Jorge Majfud, Escritos Críticos, 22/11/2022
Traduit par Fausto Giudice, Tlaxcala 

Intervention au VIIe Congrès Interocéanique d'Études Latinoaméricaines. Faculté de philosophie et de littérature. Université nationale de Cuyo, Argentine, 17 novembre 2022

Le besoin réel d'une pensée latino-américaine propre continue d'être une vieille utopie, non pas parce qu'il n'y a pas matière à penser dans notre continent, mais parce que toutes les formes propres ont été réprimées et diabolisées depuis 1492. Depuis lors, le continent est passé de main en main jusqu'à aujourd'hui, où l'idéologie dominante et néocoloniale du marché étouffe toute alternative, sous l'antique et efficace ressource de la diabolisation, payée par les sociétés financières et propagée par les médias qui la servent et par les fanatiques qui la subissent.

Même si cela l’a été dans des proportions variables, le pouvoir a toujours été entre les mains d'une minorité. Si nous considérons comme un progrès social la répartition égale du pouvoir dans une société, nous pouvons constater que, au moins au cours des cinq cents dernières années en Occident, tous les progrès politiques, sociaux et économiques ont été la conséquence du maintien des autres minorités à l'écart du pouvoir. Ces minorités ont été criminalisées, diabolisées, discréditées et ont subi des menaces, des exécutions, des massacres ou simplement le silence des majorités complices du pouvoir. Ainsi, alors que ces minorités critiquaient et résistaient à la brutalité du système esclavagiste, pas mal de Noirs, d'Indiens, de femmes et de pauvres ont appris à d'autres Noirs, Indiens, femmes et pauvres à être de bons Noirs, Indiens, femmes et pauvres.

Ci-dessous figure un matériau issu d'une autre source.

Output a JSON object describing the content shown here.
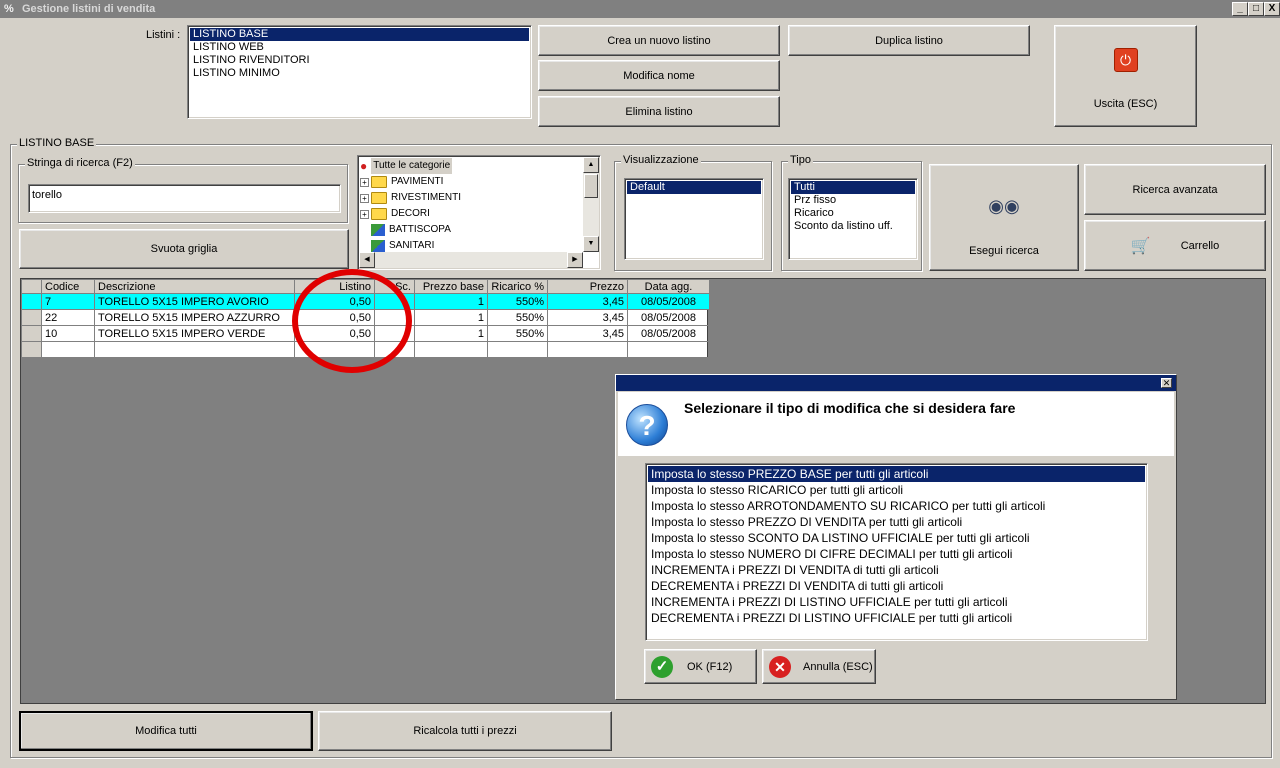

"Des fois le diable apparaît sur mon écran et je ne sais pas si je dois appeler un technicien ou un exorciste". El Roto, España

Aujourd'hui, non sans paradoxe, les islamophobes entraînent l'Occident dans le même processus que celui produit par les puissances occidentales dans le monde arabo-persan, transformant des pays laïques et socialistes en paradigmes du fanatisme religieux ("El lento suicidio de Occidente", 2002). La théocratisation de la politique aujourd'hui ne se réduit pas à se vanter que Dieu vote pour notre parti politique et nous aide à gagner des championnats de football, mais à une formation culturelle (le produit d'un endoctrinement qui commence dès l'enfance) selon laquelle le plus grand mérite intellectuel est d'avoir la foi à tout prix. Si cela est indiscutable au sein de toute religion, cela perd tout son sens lorsque ces mêmes individus sortent de leurs gonds et confondent leur religion avec leur idéologie et leur église avec leur pays.

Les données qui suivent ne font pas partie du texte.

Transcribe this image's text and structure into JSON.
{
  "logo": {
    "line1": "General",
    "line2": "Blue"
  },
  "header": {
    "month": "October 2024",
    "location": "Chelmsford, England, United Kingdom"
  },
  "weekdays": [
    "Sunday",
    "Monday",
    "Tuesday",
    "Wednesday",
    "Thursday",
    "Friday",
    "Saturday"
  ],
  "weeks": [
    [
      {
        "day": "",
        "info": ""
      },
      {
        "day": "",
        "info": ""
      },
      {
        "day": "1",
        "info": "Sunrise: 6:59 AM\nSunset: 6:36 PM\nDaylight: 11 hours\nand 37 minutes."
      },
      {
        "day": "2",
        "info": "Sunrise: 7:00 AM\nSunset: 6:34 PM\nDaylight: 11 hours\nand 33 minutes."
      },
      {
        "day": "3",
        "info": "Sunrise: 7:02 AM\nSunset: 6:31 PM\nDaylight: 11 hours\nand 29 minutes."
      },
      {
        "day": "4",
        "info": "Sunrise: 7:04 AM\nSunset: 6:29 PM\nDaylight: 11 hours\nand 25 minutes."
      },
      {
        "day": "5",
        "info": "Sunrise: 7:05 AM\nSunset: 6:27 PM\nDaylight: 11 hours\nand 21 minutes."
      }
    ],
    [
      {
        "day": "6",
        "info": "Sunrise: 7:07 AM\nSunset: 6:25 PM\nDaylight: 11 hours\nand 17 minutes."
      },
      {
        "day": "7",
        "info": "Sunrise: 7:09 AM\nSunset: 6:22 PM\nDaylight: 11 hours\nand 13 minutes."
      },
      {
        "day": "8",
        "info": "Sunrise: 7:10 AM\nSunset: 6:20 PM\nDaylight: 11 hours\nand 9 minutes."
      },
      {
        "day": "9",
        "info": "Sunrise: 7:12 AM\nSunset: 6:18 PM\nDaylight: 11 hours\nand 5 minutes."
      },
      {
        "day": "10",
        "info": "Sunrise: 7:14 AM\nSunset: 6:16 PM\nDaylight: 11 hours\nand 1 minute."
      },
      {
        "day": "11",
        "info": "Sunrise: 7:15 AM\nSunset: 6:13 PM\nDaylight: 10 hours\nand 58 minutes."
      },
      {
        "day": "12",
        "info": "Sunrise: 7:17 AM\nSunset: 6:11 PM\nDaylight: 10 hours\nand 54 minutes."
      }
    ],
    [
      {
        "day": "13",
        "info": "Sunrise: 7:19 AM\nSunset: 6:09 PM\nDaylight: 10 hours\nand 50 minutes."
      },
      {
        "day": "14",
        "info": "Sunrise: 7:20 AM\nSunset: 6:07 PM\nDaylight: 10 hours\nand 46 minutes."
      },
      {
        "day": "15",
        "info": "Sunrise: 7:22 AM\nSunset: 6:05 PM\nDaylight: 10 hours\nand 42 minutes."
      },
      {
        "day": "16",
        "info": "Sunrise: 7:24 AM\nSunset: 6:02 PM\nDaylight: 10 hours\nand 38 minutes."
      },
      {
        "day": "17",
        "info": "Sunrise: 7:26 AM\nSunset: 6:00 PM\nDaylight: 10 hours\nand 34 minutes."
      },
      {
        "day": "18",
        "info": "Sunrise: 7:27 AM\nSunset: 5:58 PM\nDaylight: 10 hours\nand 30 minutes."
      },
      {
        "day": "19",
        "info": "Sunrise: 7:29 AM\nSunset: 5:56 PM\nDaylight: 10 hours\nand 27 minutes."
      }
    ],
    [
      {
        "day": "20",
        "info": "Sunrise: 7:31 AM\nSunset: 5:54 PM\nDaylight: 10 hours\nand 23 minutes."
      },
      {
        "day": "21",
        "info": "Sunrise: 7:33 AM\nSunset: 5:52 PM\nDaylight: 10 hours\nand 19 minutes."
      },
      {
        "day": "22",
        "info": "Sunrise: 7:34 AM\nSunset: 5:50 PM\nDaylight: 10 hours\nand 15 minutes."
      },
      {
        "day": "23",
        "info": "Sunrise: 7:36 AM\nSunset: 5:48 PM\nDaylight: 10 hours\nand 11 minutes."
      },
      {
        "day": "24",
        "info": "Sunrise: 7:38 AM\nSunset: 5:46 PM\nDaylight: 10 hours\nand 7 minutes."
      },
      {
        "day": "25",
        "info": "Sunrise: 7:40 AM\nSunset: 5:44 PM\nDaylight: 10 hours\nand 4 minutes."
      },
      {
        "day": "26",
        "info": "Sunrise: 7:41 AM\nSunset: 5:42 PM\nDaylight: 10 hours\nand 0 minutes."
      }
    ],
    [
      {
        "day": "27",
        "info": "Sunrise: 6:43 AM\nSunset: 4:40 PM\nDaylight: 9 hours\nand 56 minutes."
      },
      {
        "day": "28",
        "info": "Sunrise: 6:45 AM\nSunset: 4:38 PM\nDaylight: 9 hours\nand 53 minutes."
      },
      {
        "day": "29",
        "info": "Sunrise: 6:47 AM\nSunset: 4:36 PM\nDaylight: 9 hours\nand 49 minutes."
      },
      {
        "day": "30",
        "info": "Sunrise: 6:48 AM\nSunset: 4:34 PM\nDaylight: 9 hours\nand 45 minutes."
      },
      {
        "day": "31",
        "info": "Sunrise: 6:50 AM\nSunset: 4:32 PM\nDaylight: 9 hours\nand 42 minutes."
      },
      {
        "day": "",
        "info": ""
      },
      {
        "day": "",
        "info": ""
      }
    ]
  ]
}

Pour toute science, même un élément de preuve est conditionné par de nouvelles données issues de la réalité qui le corrigent. Dans une religion, c'est le contraire qui est vrai : si la réalité contredit nos souhaits, tant pis pour la réalité. Il n'y a pas d'institution ou de philosophie plus radicalement négationniste qu'une religion. Je dis cela d'un point de vue technique du mot, en principe sans jugement d'appréciation. Si ce négationnisme est acceptable dans le cadre d'un dogme ou d'un credo religieux, il n'en va pas de même dans le monde factuel.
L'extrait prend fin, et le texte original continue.